La protección de los derechos laborales frente a decisiones empresariales automáticas vuelve a situarse en el centro del debate jurídico en España. Una reciente interpretación judicial refuerza la idea de que la baja médica no puede convertirse en una penalización económica encubierta, incluso cuando se prolonga más allá de los tres días.
Los tribunales han determinado que los trabajadores no pierden el plus de asistencia por el mero hecho de estar de baja por enfermedad, siempre que esta situación esté debidamente acreditada. Esta doctrina introduce un límite claro a determinadas prácticas empresariales que, bajo criterios genéricos de productividad, castigan situaciones médicas ajenas a la voluntad del empleado.
El fallo supone un aviso tanto a empresas como a negociadores de convenios colectivos. La salud del trabajador prevalece sobre los incentivos económicos, y cualquier excepción deberá estar sólidamente argumentada y desvinculada de la enfermedad en sí. Desde una óptica jurídica conservadora, el criterio busca preservar la seguridad jurídica y evitar abusos, sin menoscabar la libertad empresarial cuando existan causas reales y objetivas.

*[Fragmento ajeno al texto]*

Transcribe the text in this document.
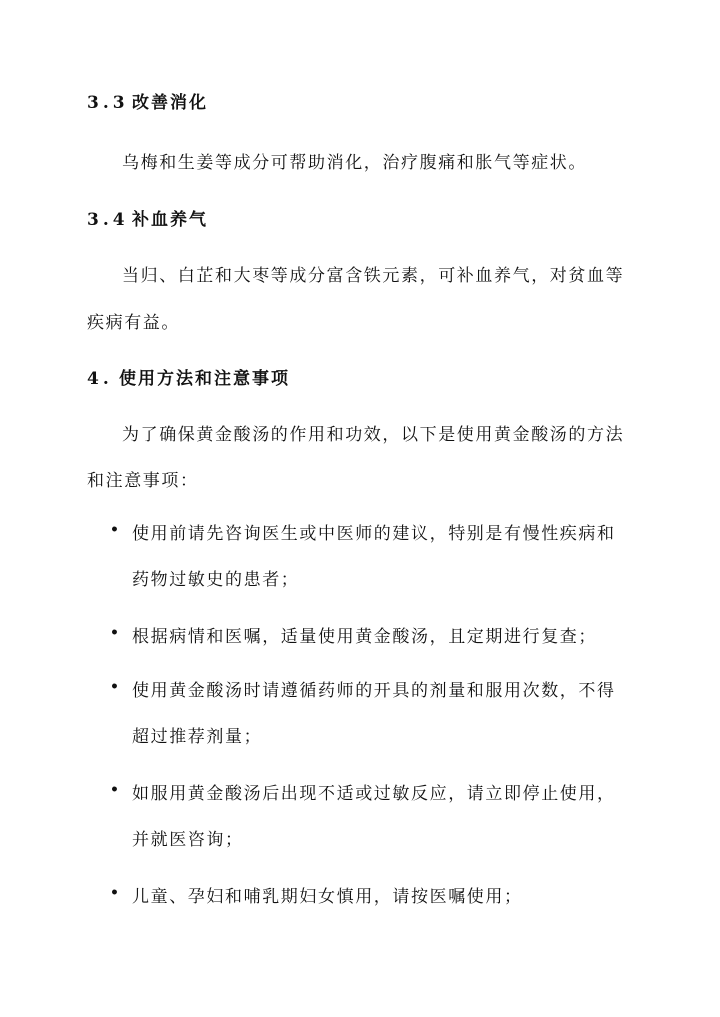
3.3 改善消化
乌梅和生姜等成分可帮助消化，治疗腹痛和胀气等症状。
3.4 补血养气
当归、白芷和大枣等成分富含铁元素，可补血养气，对贫血等
疾病有益。
4. 使用方法和注意事项
为了确保黄金酸汤的作用和功效，以下是使用黄金酸汤的方法
和注意事项：
• 使用前请先咨询医生或中医师的建议，特别是有慢性疾病和
药物过敏史的患者；
• 根据病情和医嘱，适量使用黄金酸汤，且定期进行复查；
• 使用黄金酸汤时请遵循药师的开具的剂量和服用次数，不得
超过推荐剂量；
• 如服用黄金酸汤后出现不适或过敏反应，请立即停止使用，
并就医咨询；
• 儿童、孕妇和哺乳期妇女慎用，请按医嘱使用；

Qué dice la Justicia sobre el plus de asistencia y la baja médica
Los tribunales han sido claros: la enfermedad no puede equipararse al absentismo injustificado. El plus de asistencia, aunque ligado a la presencia efectiva, no puede retirarse automáticamente cuando el trabajador se ausenta por una causa médica reconocida.
Esta interpretación se apoya en el principio de no discriminación por razón de salud, recogido tanto en la normativa laboral como en la jurisprudencia consolidada. Penalizar una baja médica supondría un trato desigual frente a otros trabajadores.
Además, se subraya que el complemento salarial forma parte de la retribución ordinaria, y su supresión exige una causa real, verificable y ajena a la situación clínica del empleado.
Cuándo puede la empresa retirar el complemento salarial
La retirada del plus solo será válida si la empresa acredita una justificación objetiva y razonable, independiente del estado de salud del trabajador. No basta con alegar pérdida de productividad o costes organizativos genéricos.
Entre los supuestos aceptables podrían figurar incumplimientos contractuales, fraudes acreditados o causas organizativas graves, siempre debidamente documentadas. La carga de la prueba recae exclusivamente en la empresa.
Este enfoque protege al trabajador cumplidor y evita que la baja médica se utilice como herramienta disciplinaria encubierta, una práctica que vulneraría derechos fundamentales.
Un equilibrio necesario entre empresa y protección del trabajador
Desde una visión política de orden y responsabilidad, la resolución no supone un ataque a la empresa, sino una clarificación de reglas. El empresario conserva margen de gestión, pero no puede hacerlo a costa de la salud del empleado.
El mensaje es claro: trabajar enfermo no puede ser incentivado mediante el miedo a perder salario. A largo plazo, estas prácticas deterioran la productividad y el clima laboral.
La doctrina judicial refuerza un marco laboral estable, previsible y compatible con la competitividad, siempre que se respeten límites razonables y principios básicos de justicia social.